Methane–ammonia fuel has emerged as a prominent focus in the realms of combustion and power generation, drawing considerable attention. Despite numerous experiments and simulations, the adoption of large-scale detailed mechanisms poses challenges for computational fluid dynamics (CFD) simulations in predicting pollutant emissions accurately. Moreover, the distinctive high NO emission associated with ammonia-based fuels remains a critical concern. This study addresses these issues by reducing three detailed mechanisms and delving into the chemical kinetic processes of the resulting reduced mechanism concerning laminar burning velocity and pollutant emissions.
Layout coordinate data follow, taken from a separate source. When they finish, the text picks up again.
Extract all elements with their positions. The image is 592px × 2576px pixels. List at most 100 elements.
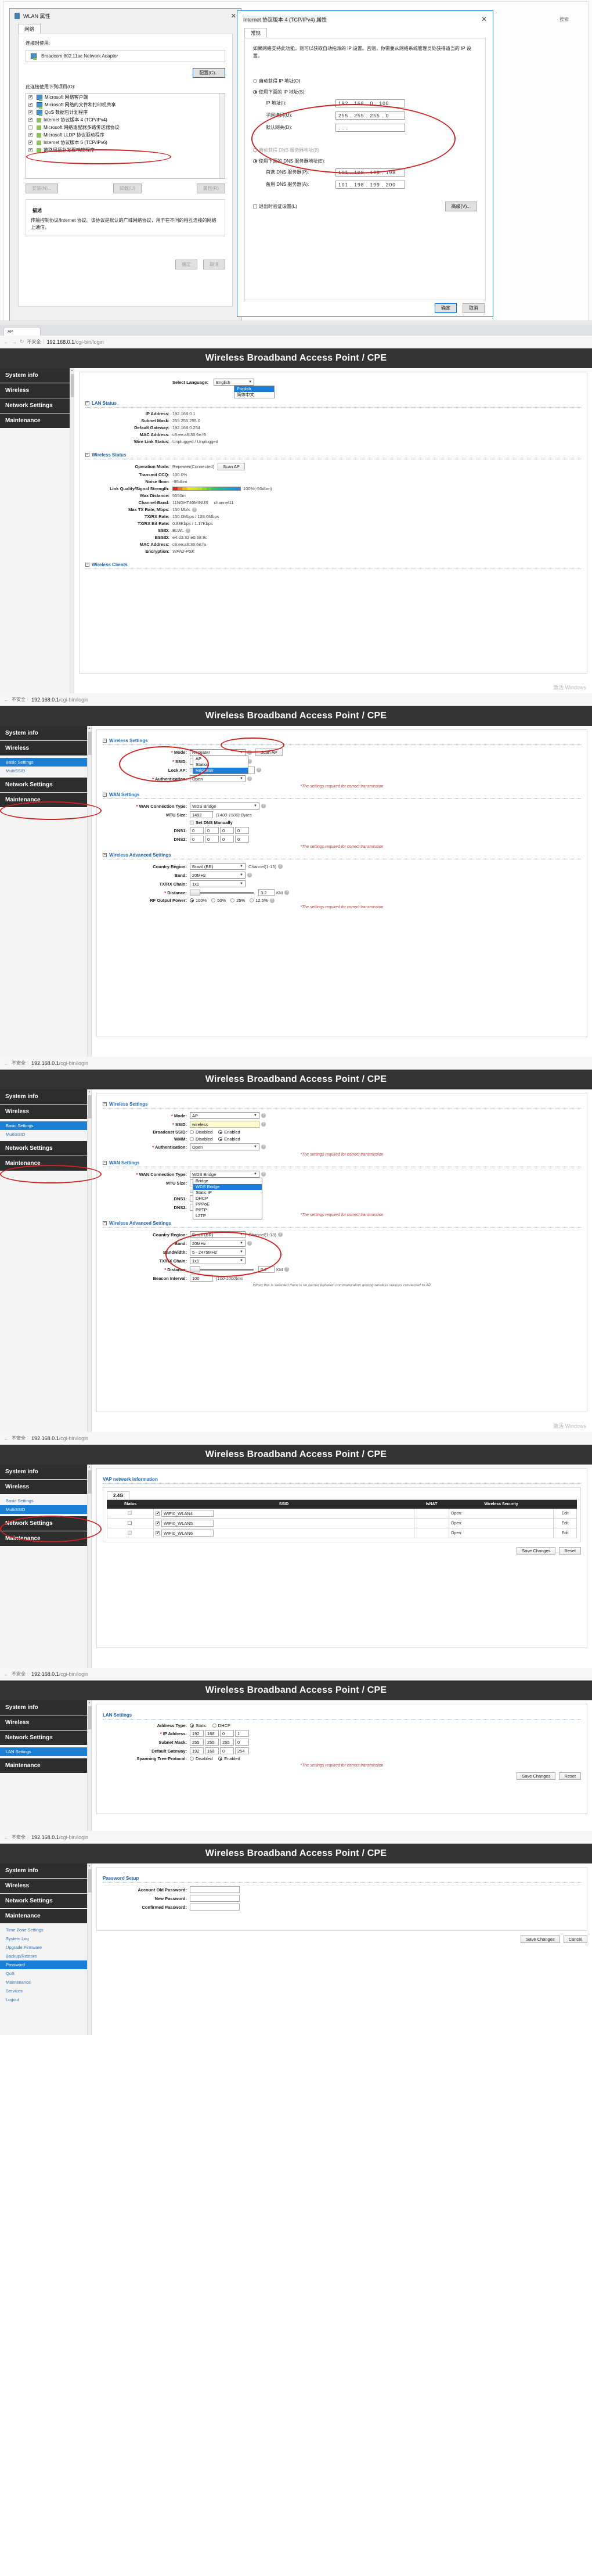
- sidebar-scrollbar[interactable]: [87, 1700, 92, 1831]
- sidebar-item-system-info[interactable]: System info: [0, 1700, 87, 1715]
- sidebar-item-wireless[interactable]: Wireless: [0, 1480, 87, 1495]
- list-item[interactable]: Microsoft 网络的文件和打印机共享: [26, 101, 225, 109]
- save-changes-button[interactable]: Save Changes: [517, 1772, 556, 1780]
- wan-settings-section-title[interactable]: − WAN Settings: [103, 792, 581, 799]
- wireless-advanced-section-title[interactable]: − Wireless Advanced Settings: [103, 852, 581, 859]
- help-icon[interactable]: ?: [247, 750, 252, 755]
- url-host[interactable]: 192.168.0.1: [31, 1834, 59, 1840]
- scan-ap-button[interactable]: Scan AP: [218, 463, 245, 470]
- back-arrow-icon[interactable]: ←: [3, 1060, 9, 1066]
- dns1-octet[interactable]: 0: [220, 827, 234, 834]
- ssid-input[interactable]: WIFI0_WLAN6: [161, 1530, 214, 1537]
- distance-input[interactable]: 3.2: [258, 1266, 275, 1273]
- txrx-chain-select[interactable]: 1x1 ▼: [190, 880, 246, 887]
- wmm-radio-enabled[interactable]: [218, 1137, 223, 1141]
- language-dropdown-list[interactable]: English 简体中文: [234, 386, 275, 398]
- save-changes-button[interactable]: Save Changes: [517, 1547, 556, 1555]
- back-arrow-icon[interactable]: ←: [3, 1435, 9, 1441]
- sidebar-item-wireless[interactable]: Wireless: [0, 1104, 87, 1120]
- sidebar-item-wireless[interactable]: Wireless: [0, 1879, 87, 1894]
- help-icon[interactable]: ?: [284, 1267, 290, 1272]
- sidebar-item-lan-settings[interactable]: LAN Settings: [0, 1747, 87, 1756]
- ssid-enabled-checkbox[interactable]: [156, 1531, 160, 1535]
- dns1-field[interactable]: 101 . 198 . 198 . 198: [335, 168, 405, 177]
- country-region-select[interactable]: Brazil (BR) ▼: [190, 863, 246, 870]
- language-option-english[interactable]: English: [234, 386, 274, 392]
- collapse-icon[interactable]: −: [103, 793, 107, 797]
- collapse-icon[interactable]: −: [85, 401, 89, 405]
- help-icon[interactable]: ?: [269, 898, 275, 903]
- reset-button[interactable]: Reset: [559, 1772, 581, 1780]
- help-icon[interactable]: ?: [261, 1122, 266, 1127]
- url-host[interactable]: 192.168.0.1: [31, 1671, 59, 1677]
- dns1-octet[interactable]: 0: [235, 827, 249, 834]
- sidebar-item-qos[interactable]: QoS: [0, 1969, 87, 1978]
- dns2-octet[interactable]: 0: [205, 836, 219, 843]
- scan-ap-button[interactable]: Scan AP: [255, 749, 283, 756]
- stp-radio-disabled[interactable]: [190, 1757, 194, 1761]
- sidebar-scrollbar[interactable]: [87, 1863, 92, 2035]
- distance-input[interactable]: 3.2: [258, 889, 275, 896]
- sidebar-item-network-settings[interactable]: Network Settings: [0, 1730, 87, 1746]
- help-icon[interactable]: ?: [247, 776, 252, 781]
- sidebar-item-system-info[interactable]: System info: [0, 1089, 87, 1104]
- help-icon[interactable]: ?: [192, 507, 197, 512]
- sidebar-item-network-settings[interactable]: Network Settings: [0, 1894, 87, 1909]
- language-select[interactable]: English ▼: [214, 379, 255, 386]
- slider-handle[interactable]: [190, 889, 200, 895]
- sidebar-item-password[interactable]: Password: [0, 1960, 87, 1969]
- reset-button[interactable]: Reset: [559, 1547, 581, 1555]
- collapse-icon[interactable]: −: [103, 1221, 107, 1225]
- authentication-select[interactable]: Open ▼: [190, 1143, 259, 1150]
- collapse-icon[interactable]: −: [85, 453, 89, 457]
- sidebar-item-network-settings[interactable]: Network Settings: [0, 1516, 87, 1531]
- list-item[interactable]: Microsoft 网络适配器多路传送器协议: [26, 124, 225, 131]
- wan-option-l2tp[interactable]: L2TP: [193, 1213, 262, 1219]
- list-scrollbar[interactable]: [219, 93, 225, 178]
- auto-ip-radio[interactable]: [253, 78, 257, 83]
- help-icon[interactable]: ?: [261, 1113, 266, 1118]
- wan-option-pptp[interactable]: PPTP: [193, 1207, 262, 1213]
- band-select[interactable]: 20MHz ▼: [190, 872, 246, 879]
- checkbox[interactable]: [28, 117, 33, 122]
- set-dns-manually-checkbox[interactable]: [190, 821, 194, 825]
- wan-connection-type-select[interactable]: WDS Bridge ▼: [190, 1171, 259, 1178]
- lan-ip-octet[interactable]: 192: [190, 1730, 204, 1737]
- help-icon[interactable]: ?: [257, 768, 261, 772]
- properties-button[interactable]: 属性(R): [196, 184, 225, 193]
- sidebar-item-logout[interactable]: Logout: [0, 1995, 87, 2004]
- list-item[interactable]: Internet 协议版本 6 (TCP/IPv6): [26, 139, 225, 146]
- url-path[interactable]: /cgi-bin/login: [59, 1060, 89, 1066]
- url-path[interactable]: /cgi-bin/login: [59, 1671, 89, 1677]
- close-icon[interactable]: ✕: [481, 15, 487, 23]
- sidebar-item-system-info[interactable]: System info: [0, 1863, 87, 1879]
- wireless-clients-section-title[interactable]: − Wireless Clients: [85, 562, 581, 569]
- dns2-field[interactable]: 101 . 198 . 199 . 200: [335, 180, 405, 189]
- broadcast-radio-enabled[interactable]: [218, 1130, 223, 1134]
- back-arrow-icon[interactable]: ←: [3, 1834, 9, 1840]
- configure-button[interactable]: 配置(C)...: [193, 68, 225, 78]
- lan-mask-octet[interactable]: 255: [220, 1739, 234, 1746]
- mode-option-repeater[interactable]: Repeater: [193, 768, 248, 773]
- lan-gateway-octet[interactable]: 168: [205, 1747, 219, 1754]
- band-select[interactable]: 20MHz ▼: [190, 1240, 246, 1247]
- back-arrow-icon[interactable]: ←: [3, 1671, 9, 1677]
- status-checkbox[interactable]: [127, 1531, 132, 1535]
- bandwidth-select[interactable]: 5 - 2475MHz ▼: [190, 1249, 246, 1255]
- lan-gateway-octet[interactable]: 0: [220, 1747, 234, 1754]
- wireless-settings-section-title[interactable]: − Wireless Settings: [103, 1102, 581, 1109]
- status-checkbox[interactable]: [127, 1521, 132, 1525]
- new-password-input[interactable]: [190, 1895, 240, 1902]
- url-host[interactable]: 192.168.0.1: [47, 339, 75, 345]
- confirm-password-input[interactable]: [190, 1904, 240, 1911]
- mode-select[interactable]: AP ▼: [190, 1112, 259, 1119]
- wan-option-bridge[interactable]: Bridge: [193, 1178, 262, 1184]
- address-type-radio-dhcp[interactable]: [212, 1724, 216, 1728]
- lan-ip-octet[interactable]: 1: [235, 1730, 249, 1737]
- url-path[interactable]: /cgi-bin/login: [59, 1834, 89, 1840]
- sidebar-item-wireless[interactable]: Wireless: [0, 383, 70, 398]
- wan-type-dropdown-list[interactable]: Bridge WDS Bridge Static IP DHCP PPPoE P…: [193, 1178, 262, 1219]
- distance-slider[interactable]: [190, 889, 254, 895]
- sidebar-item-upgrade-firmware[interactable]: Upgrade Firmware: [0, 1943, 87, 1952]
- help-icon[interactable]: ?: [261, 1145, 266, 1149]
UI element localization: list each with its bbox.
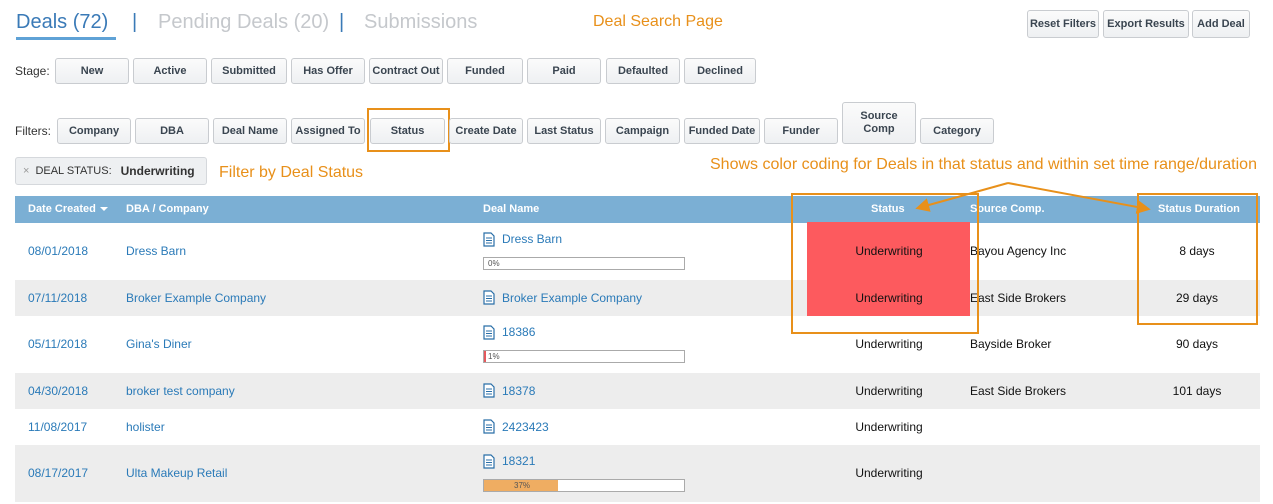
tab-pending-deals[interactable]: Pending Deals (20) [158,8,329,36]
stage-contract-out-button[interactable]: Contract Out [369,58,443,84]
document-icon [483,290,495,305]
deal-name-link[interactable]: 18378 [502,384,535,398]
tab-separator: | [132,11,138,33]
add-deal-button[interactable]: Add Deal [1192,10,1250,38]
table-header: Date Created DBA / Company Deal Name Sta… [15,196,1260,223]
table-row[interactable] [15,316,1260,373]
filter-funded-date-button[interactable]: Funded Date [684,118,760,144]
remove-filter-icon[interactable]: × [23,165,29,177]
col-date-created[interactable]: Date Created [28,196,108,223]
tab-deals[interactable]: Deals (72) [16,8,108,36]
deal-status-filter-chip: × DEAL STATUS: Underwriting [15,157,207,185]
date-created-cell[interactable]: 08/01/2018 [28,244,88,258]
export-results-button[interactable]: Export Results [1103,10,1189,38]
stage-label: Stage: [15,64,50,78]
status-cell: Underwriting [855,466,923,480]
company-cell[interactable]: broker test company [126,384,235,398]
status-cell: Underwriting [855,420,923,434]
deal-name-link[interactable]: Dress Barn [502,232,562,246]
table-row[interactable] [15,409,1260,445]
stage-paid-button[interactable]: Paid [527,58,601,84]
status-cell: Underwriting [855,384,923,398]
col-dba-company[interactable]: DBA / Company [126,196,209,223]
sort-desc-icon [99,207,108,212]
chip-value: Underwriting [120,164,195,178]
deal-progress-bar: 1% [483,350,685,363]
progress-text: 1% [488,352,500,361]
date-created-cell[interactable]: 11/08/2017 [28,420,87,434]
filter-deal-name-button[interactable]: Deal Name [213,118,287,144]
annotation-deal-search-page: Deal Search Page [593,13,723,30]
date-created-cell[interactable]: 05/11/2018 [28,337,87,351]
filter-funder-button[interactable]: Funder [764,118,838,144]
filter-last-status-button[interactable]: Last Status [527,118,601,144]
document-icon [483,419,495,434]
reset-filters-button[interactable]: Reset Filters [1027,10,1099,38]
status-column-highlight [791,193,979,334]
document-icon [483,383,495,398]
annotation-filter-by-deal-status: Filter by Deal Status [219,164,364,181]
filter-category-button[interactable]: Category [920,118,994,144]
deal-progress-bar: 0% [483,257,685,270]
col-deal-name[interactable]: Deal Name [483,196,539,223]
stage-submitted-button[interactable]: Submitted [211,58,287,84]
stage-defaulted-button[interactable]: Defaulted [606,58,680,84]
filter-source-comp-button[interactable]: Source Comp [842,102,916,144]
stage-new-button[interactable]: New [55,58,129,84]
annotation-color-coding: Shows color coding for Deals in that sta… [710,156,1257,173]
company-cell[interactable]: Gina's Diner [126,337,192,351]
deal-name-link[interactable]: Broker Example Company [502,291,642,305]
date-created-cell[interactable]: 04/30/2018 [28,384,88,398]
col-source-comp[interactable]: Source Comp. [970,196,1045,223]
chip-label: DEAL STATUS: [35,165,112,177]
stage-active-button[interactable]: Active [133,58,207,84]
status-duration-cell: 101 days [1172,384,1222,398]
company-cell[interactable]: Ulta Makeup Retail [126,466,227,480]
company-cell[interactable]: Dress Barn [126,244,186,258]
source-comp-cell: Bayou Agency Inc [970,244,1067,258]
document-icon [483,454,495,469]
date-created-cell[interactable]: 07/11/2018 [28,291,87,305]
progress-text: 0% [488,259,500,268]
tab-submissions[interactable]: Submissions [364,8,477,36]
filter-campaign-button[interactable]: Campaign [605,118,680,144]
stage-funded-button[interactable]: Funded [447,58,523,84]
document-icon [483,325,495,340]
status-duration-cell: 90 days [1175,337,1219,351]
filter-company-button[interactable]: Company [57,118,131,144]
col-date-created-label: Date Created [28,203,96,215]
tab-separator: | [339,11,345,33]
deal-name-link[interactable]: 2423423 [502,420,549,434]
duration-column-highlight [1137,193,1258,325]
status-cell: Underwriting [855,337,923,351]
source-comp-cell: East Side Brokers [970,384,1067,398]
source-comp-cell: East Side Brokers [970,291,1067,305]
deal-name-link[interactable]: 18321 [502,454,535,468]
company-cell[interactable]: Broker Example Company [126,291,266,305]
table-row[interactable] [15,223,1260,280]
stage-declined-button[interactable]: Declined [684,58,756,84]
source-comp-cell: Bayside Broker [970,337,1052,351]
deal-progress-bar: 37% [483,479,685,492]
progress-text: 37% [514,481,531,490]
document-icon [483,232,495,247]
filter-create-date-button[interactable]: Create Date [449,118,523,144]
stage-has-offer-button[interactable]: Has Offer [291,58,365,84]
active-tab-underline [16,37,116,40]
progress-fill [484,351,486,362]
company-cell[interactable]: holister [126,420,165,434]
filter-assigned-to-button[interactable]: Assigned To [291,118,365,144]
filter-dba-button[interactable]: DBA [135,118,209,144]
status-filter-highlight [367,108,450,152]
filters-label: Filters: [15,124,51,138]
date-created-cell[interactable]: 08/17/2017 [28,466,88,480]
deal-name-link[interactable]: 18386 [502,325,535,339]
A micro gas turbine model was employed for a three-dimensional simulation of emission control. To enhance predictive capabilities, one-dimensional simulation was utilized to calculate the laminar burning velocity and species concentration of CH₄/NH₃/air flame. The rate of production (ROP) analysis and sensitivity analysis were employed to investigate the impact of radicals and crucial reactions on NO emission. This study explored the characteristics of premixed and non-premixed combustion modes in the micro gas turbine model. Additionally, a strategy involving air-staging injection to mitigate NO emissions was proposed. The findings highlight the superior predictive performance of the reduced mechanism (Okafor 26 species) in both laminar burning velocity and NO emission. Under fuel-rich conditions, the H and OH radical pool significantly influences NO formation, with the optimized H + CH₃(+M) = CH₄(+M) revealing more consistent predictions. Non-premixed combustion yields higher NO emissions when Φ < 0.8, while premixed combustion prevails at Φ = 0.8–1.2. The spatial non-uniformity of the local equivalence ratio of CH₄/NH₃/air swirl flame leads to NO generation in regions with lower local equivalence ratios. Notably, employing air-staging injection at Φ_overall = 0.96 effectively reduces NO emissions from 3879 ppm to 2132 ppm.